6 ¶21. Notably, it appears that no one in the courtroom, save the trial court, perceived the
gestures of the two audience members. The actions by the two spectators were so minimal
that no contemporaneous objection was raised by the defense when the disruption occurred.
Instead, the trial court sua sponte made a record of what occurred, which defense counsel
then referenced when seeking a mistrial.
¶22. Further, the trial court did not find the “thumbs up” gesture to be coaching, as is urged
by Quintana. Rather, it was seen as simple “encouragement” as we also found in Chamblee.
Indeed, the gesture could not have been coaching as it occurred after each side finished their
questioning. As the trial court explained, the gesture “was in between questioning; it was not
during questioning.” Likewise, the spectators clapped for the victim not during her
testimony, but afterwards. As the trial court recalled, “there was some applause that was
given, again, after questioning.” Conversely, in both the Kentucky and South Carolina cases
of Sharp and Smith, the child-witnesses were being actively coached by onlookers during
their testimony.
¶23. While the two spectators provided non-verbal and verbal support to Amy after her
questioning, the trial court took swift curative action and admonished them to halt their
actions. This action safeguarded the integrity of the trial. And, as previously stated, it
appears that the gestures were so minimal that only the trial court perceived them.

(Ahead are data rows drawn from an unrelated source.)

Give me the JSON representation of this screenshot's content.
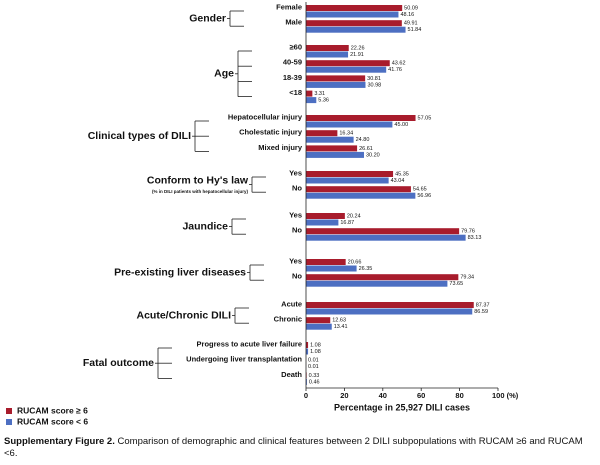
{
  "chart_data": {
    "type": "bar",
    "series": [
      {
        "name": "RUCAM score ≥ 6",
        "color": "#a81c2c"
      },
      {
        "name": "RUCAM score < 6",
        "color": "#4d6fc2"
      }
    ],
    "groups": [
      {
        "label": "Gender",
        "categories": [
          "Female",
          "Male"
        ],
        "series": [
          {
            "values": [
              50.09,
              49.91
            ],
            "value_labels": [
              "50.09",
              "49.91"
            ]
          },
          {
            "values": [
              48.16,
              51.84
            ],
            "value_labels": [
              "48.16",
              "51.84"
            ]
          }
        ]
      },
      {
        "label": "Age",
        "categories": [
          "≥60",
          "40-59",
          "18-39",
          "<18"
        ],
        "series": [
          {
            "values": [
              22.26,
              43.62,
              30.81,
              3.31
            ],
            "value_labels": [
              "22.26",
              "43.62",
              "30.81",
              "3.31"
            ]
          },
          {
            "values": [
              21.91,
              41.76,
              30.98,
              5.36
            ],
            "value_labels": [
              "21.91",
              "41.76",
              "30.98",
              "5.36"
            ]
          }
        ]
      },
      {
        "label": "Clinical types of DILI",
        "categories": [
          "Hepatocellular injury",
          "Cholestatic injury",
          "Mixed injury"
        ],
        "series": [
          {
            "values": [
              57.05,
              16.34,
              26.61
            ],
            "value_labels": [
              "57.05",
              "16.34",
              "26.61"
            ]
          },
          {
            "values": [
              45.0,
              24.8,
              30.2
            ],
            "value_labels": [
              "45.00",
              "24.80",
              "30.20"
            ]
          }
        ]
      },
      {
        "label": "Conform to Hy's law",
        "note": "(% in DILI patients with hepatocellular injury)",
        "categories": [
          "Yes",
          "No"
        ],
        "series": [
          {
            "values": [
              45.35,
              54.65
            ],
            "value_labels": [
              "45.35",
              "54.65"
            ]
          },
          {
            "values": [
              43.04,
              56.96
            ],
            "value_labels": [
              "43.04",
              "56.96"
            ]
          }
        ]
      },
      {
        "label": "Jaundice",
        "categories": [
          "Yes",
          "No"
        ],
        "series": [
          {
            "values": [
              20.24,
              79.76
            ],
            "value_labels": [
              "20.24",
              "79.76"
            ]
          },
          {
            "values": [
              16.87,
              83.13
            ],
            "value_labels": [
              "16.87",
              "83.13"
            ]
          }
        ]
      },
      {
        "label": "Pre-existing liver diseases",
        "categories": [
          "Yes",
          "No"
        ],
        "series": [
          {
            "values": [
              20.66,
              79.34
            ],
            "value_labels": [
              "20.66",
              "79.34"
            ]
          },
          {
            "values": [
              26.35,
              73.65
            ],
            "value_labels": [
              "26.35",
              "73.65"
            ]
          }
        ]
      },
      {
        "label": "Acute/Chronic DILI",
        "categories": [
          "Acute",
          "Chronic"
        ],
        "series": [
          {
            "values": [
              87.37,
              12.63
            ],
            "value_labels": [
              "87.37",
              "12.63"
            ]
          },
          {
            "values": [
              86.59,
              13.41
            ],
            "value_labels": [
              "86.59",
              "13.41"
            ]
          }
        ]
      },
      {
        "label": "Fatal outcome",
        "categories": [
          "Progress to acute liver failure",
          "Undergoing liver transplantation",
          "Death"
        ],
        "series": [
          {
            "values": [
              1.08,
              0.01,
              0.33
            ],
            "value_labels": [
              "1.08",
              "0.01",
              "0.33"
            ]
          },
          {
            "values": [
              1.08,
              0.01,
              0.46
            ],
            "value_labels": [
              "1.08",
              "0.01",
              "0.46"
            ]
          }
        ]
      }
    ],
    "xlim": [
      0,
      100
    ],
    "xticks": [
      0,
      20,
      40,
      60,
      80,
      {
        "value": 100,
        "label": "100 (%)"
      }
    ],
    "xlabel": "Percentage in 25,927 DILI cases",
    "caption_title": "Supplementary Figure 2.",
    "caption": "Comparison of demographic and clinical features between 2 DILI subpopulations with RUCAM ≥6 and RUCAM <6."
  }
}
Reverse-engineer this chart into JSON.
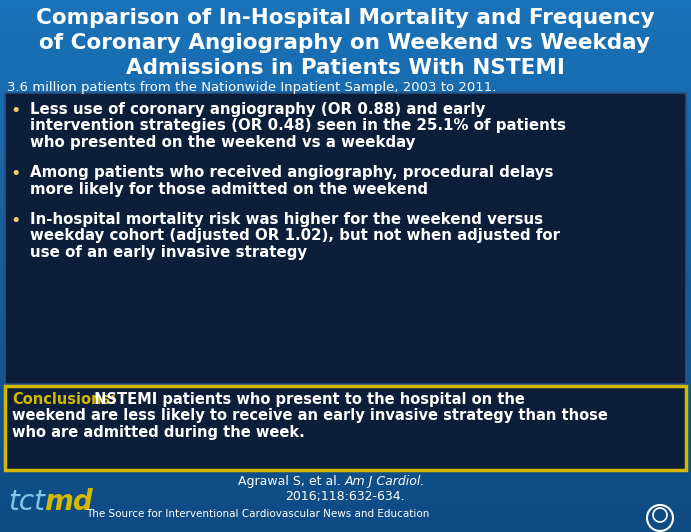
{
  "title_line1": "Comparison of In-Hospital Mortality and Frequency",
  "title_line2": "of Coronary Angiography on Weekend vs Weekday",
  "title_line3": "Admissions in Patients With NSTEMI",
  "subtitle": "3.6 million patients from the Nationwide Inpatient Sample, 2003 to 2011.",
  "bullet1_line1": "Less use of coronary angiography (OR 0.88) and early",
  "bullet1_line2": "intervention strategies (OR 0.48) seen in the 25.1% of patients",
  "bullet1_line3": "who presented on the weekend vs a weekday",
  "bullet2_line1": "Among patients who received angiography, procedural delays",
  "bullet2_line2": "more likely for those admitted on the weekend",
  "bullet3_line1": "In-hospital mortality risk was higher for the weekend versus",
  "bullet3_line2": "weekday cohort (adjusted OR 1.02), but not when adjusted for",
  "bullet3_line3": "use of an early invasive strategy",
  "conclusion_label": "Conclusions:",
  "conclusion_text_line1": " NSTEMI patients who present to the hospital on the",
  "conclusion_text_line2": "weekend are less likely to receive an early invasive strategy than those",
  "conclusion_text_line3": "who are admitted during the week.",
  "citation_regular": "Agrawal S, et al. ",
  "citation_italic": "Am J Cardiol.",
  "citation_line2": "2016;118:632-634.",
  "footer_tct": "tct",
  "footer_md": "md",
  "footer_text": "The Source for Interventional Cardiovascular News and Education",
  "bg_top": "#1a72b8",
  "bg_bottom": "#0e4a82",
  "panel_bg": "#0d1e3a",
  "panel_border": "#2a5080",
  "conc_bg": "#0d1e3a",
  "conc_border": "#d4b800",
  "title_color": "#ffffff",
  "subtitle_color": "#ffffff",
  "bullet_color": "#ffffff",
  "bullet_dot_color": "#f0d060",
  "conc_label_color": "#d4b800",
  "conc_text_color": "#ffffff",
  "citation_color": "#ffffff",
  "footer_tct_color": "#7ec8e8",
  "footer_md_color": "#d4b800",
  "footer_text_color": "#ffffff"
}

¶24. In the end, there was simply no evidence that Amy’s testimony was “coached” or that
the gestures swayed the jury’s belief as to her credibility. See McCarty, 247 So. 3d at 273
(¶45) (holding that “[t]here was no legal or evidentiary basis for a mistrial” because the
7 appellant “presented no evidence that [the witness’] testimony was ‘coached’”). Without any
proof of such misconduct, we cannot say the trial court abused its discretion in denying the
mistrial. For “[a] high degree of necessity must be found before a mistrial is appropriate.”
Montgomery v. State, 253 So. 3d 305, 321 (¶63) (Miss. 2018). That did not occur in this
trial. As a result, we find no error.
CONCLUSION
¶25. We find the trial court did not abuse its discretion in denying a mistrial after it noticed
two spectators gesturing to a witness after questioning. Accordingly, we affirm the judgment
of conviction and sentencing.
¶26. AFFIRMED.
BARNES, C.J., CARLTON AND WILSON, P.JJ., McDONALD, LAWRENCE, EMFINGER, WEDDLE AND LASSITTER ST. PÉ, JJ., CONCUR. WESTBROOKS, J., DISSENTS WITHOUT SEPARATE WRITTEN OPINION.